The trainer and identifier involved in an incident in which the wrong horse ran in a Nov. 19 race at Beulah Park have been fined and suspended by the track’s stewards.
In a Nov. 28 ruling, trainer Enzo Canelo was suspended for a year and fined $1,000 for entering a horse named Valid Action in the race, when another horse, Purdy Tricky, was the one that wound up running in and winning the $3,100 event for $2,500 claimers. "Valid Action" paid $8.60 to win.
Assistant paddock judge Teresa Mularkey, who was filling in for the regular identifier that day, received a six-month suspension and a $500 fine for failing to catch the mistake in the paddock prior to the race.
The mistake was discovered by the state veterinarian when the horse was in the test barn. Ohio State Racing Commission executive secretary Sam Zonak said Purdy Tricky should have been easily identified as the wrong horse because he has different markings than Valid Action.

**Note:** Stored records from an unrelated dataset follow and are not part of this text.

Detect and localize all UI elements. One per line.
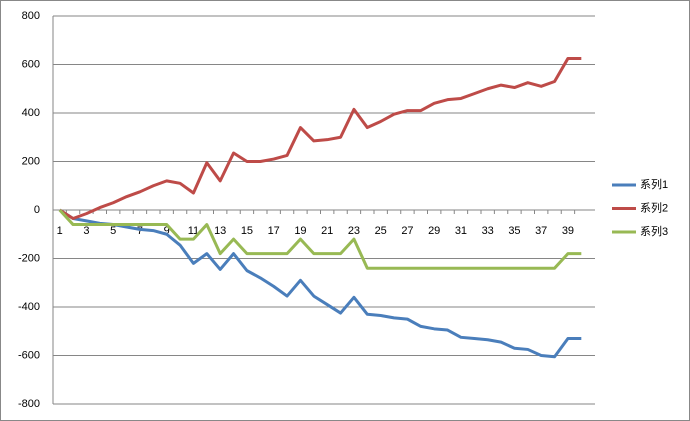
x-tick-label: 9 (164, 225, 170, 237)
x-tick-label: 7 (137, 225, 143, 237)
y-tick-label: 200 (22, 155, 40, 167)
x-tick-label: 25 (375, 225, 387, 237)
legend-label: 系列2 (640, 200, 668, 214)
x-tick-label: 1 (57, 225, 63, 237)
x-tick-label: 19 (294, 225, 306, 237)
y-tick-label: 600 (22, 58, 40, 70)
x-tick-label: 21 (321, 225, 333, 237)
x-tick-label: 13 (214, 225, 226, 237)
line-series (58, 208, 582, 359)
x-tick-label: 5 (110, 225, 116, 237)
x-tick-label: 31 (455, 225, 467, 237)
x-tick-label: 29 (428, 225, 440, 237)
y-tick-label: -200 (18, 252, 40, 264)
line-series (58, 56, 582, 220)
x-tick-label: 15 (241, 225, 253, 237)
y-tick-label: -600 (18, 349, 40, 361)
x-tick-label: 39 (562, 225, 574, 237)
y-tick-label: 400 (22, 107, 40, 119)
line-series (58, 208, 582, 270)
x-tick-label: 33 (482, 225, 494, 237)
legend-label: 系列3 (640, 224, 668, 238)
x-tick-label: 3 (83, 225, 89, 237)
y-tick-label: 800 (22, 10, 40, 22)
x-tick-label: 23 (348, 225, 360, 237)
x-tick-label: 37 (535, 225, 547, 237)
y-tick-label: -400 (18, 301, 40, 313)
x-tick-label: 11 (188, 225, 199, 237)
x-tick-label: 27 (401, 225, 413, 237)
x-tick-label: 35 (508, 225, 520, 237)
y-tick-label: 0 (34, 204, 40, 216)
x-tick-label: 17 (268, 225, 280, 237)
legend-label: 系列1 (640, 177, 668, 191)
y-tick-label: -800 (18, 398, 40, 410)
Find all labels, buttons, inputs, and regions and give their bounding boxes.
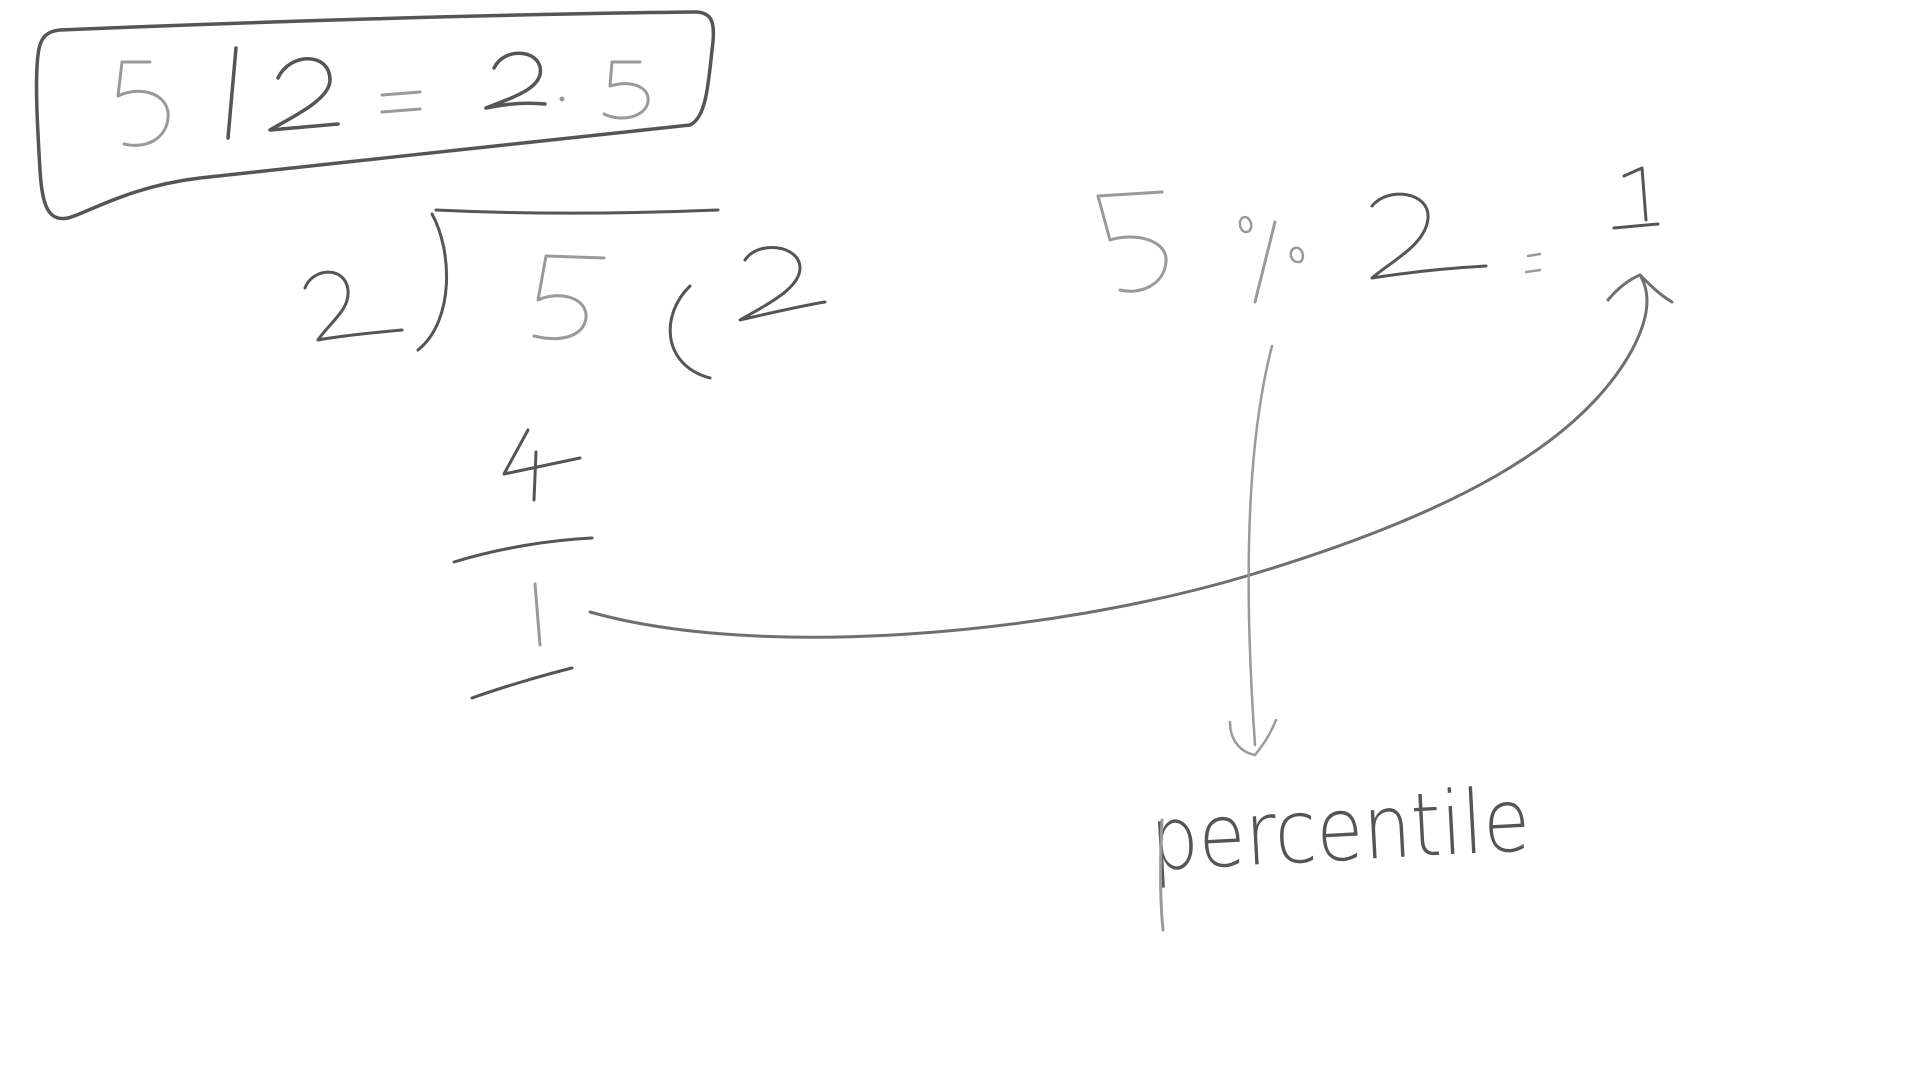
modulo-divisor: [1370, 192, 1488, 280]
long-division-dividend: [532, 254, 606, 340]
division-overline: [434, 208, 720, 215]
remainder-arrow-head: [1606, 273, 1674, 304]
remainder-underline: [470, 666, 574, 700]
modulo-dividend: [1096, 190, 1168, 293]
glyph-decimal-point: [559, 96, 565, 102]
glyph-5: [116, 60, 170, 147]
long-division-product: [502, 428, 582, 502]
glyph-2: [268, 57, 340, 132]
glyph-equals: [380, 90, 422, 114]
percentile-label: percentile: [1148, 768, 1533, 891]
equation-box: [34, 10, 716, 221]
percent-arrow-head: [1228, 718, 1278, 757]
glyph-2b: [484, 51, 547, 110]
modulo-percent-slash: [1253, 220, 1277, 304]
percentile-p-stem: [1159, 818, 1165, 932]
modulo-equals: [1524, 252, 1542, 274]
long-division: [303, 208, 827, 700]
quotient-paren: [668, 284, 712, 380]
long-division-divisor: [303, 270, 404, 342]
remainder-arrow-curve: [588, 273, 1649, 639]
long-division-remainder: [533, 582, 542, 647]
boxed-equation: [34, 10, 716, 221]
modulo-percent-circle-a: [1238, 215, 1253, 234]
percent-arrow-line: [1247, 344, 1274, 747]
modulo-result: [1612, 166, 1660, 230]
division-bracket: [416, 212, 449, 352]
glyph-5b: [602, 60, 650, 120]
modulo-percent-circle-b: [1289, 246, 1305, 264]
glyph-slash: [226, 46, 238, 140]
modulo-equation: [1096, 166, 1660, 304]
subtraction-line: [452, 536, 594, 564]
long-division-quotient: [738, 246, 827, 322]
percent-annotation-arrow: [1228, 344, 1278, 757]
remainder-arrow: [588, 273, 1674, 639]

Prior to the Nov. 19 event, Canelo even had Lasix administered to Purdy Tricky, who wasn’t supposed to race until Nov. 22.
Zonak said Canelo and Mularkey filed appeals to the ruling Dec. 2. He predicted another hearing would be set up within a month.
“(These penalties) are my policy--that is what I’ve set up,” said Zonak, who has served in his position since 2004. “I consider these to be very serious violations. It was a mistake—everybody makes them. But this is (a race) that people bet on around the country. A mistake like this won’t be tolerated, and the betting public deserves more.
"It’s a shame that these individuals have to face this kind of penalty and go through what they’re going to have to go through, but there’s no excuse for what happened.”
Zonak said that since he has taken over the executive secretary position, there have been one or two other similar incidents to the recent mix-up at Beulah Park. The parties involved in those situations were given similar penalties as Canelo and Mularkey, he said.
Under Ohio law, because Canelo and Mularkey have appealed the ruling, they received automatic stays of their suspensions.
“That’s why we will try and address the hearing as soon as possible,” Zonak said. “After it goes to the commissioners, they will make a decision, and then the penalty starts 15 days afterward, which gives them time to go appeal to the court system.”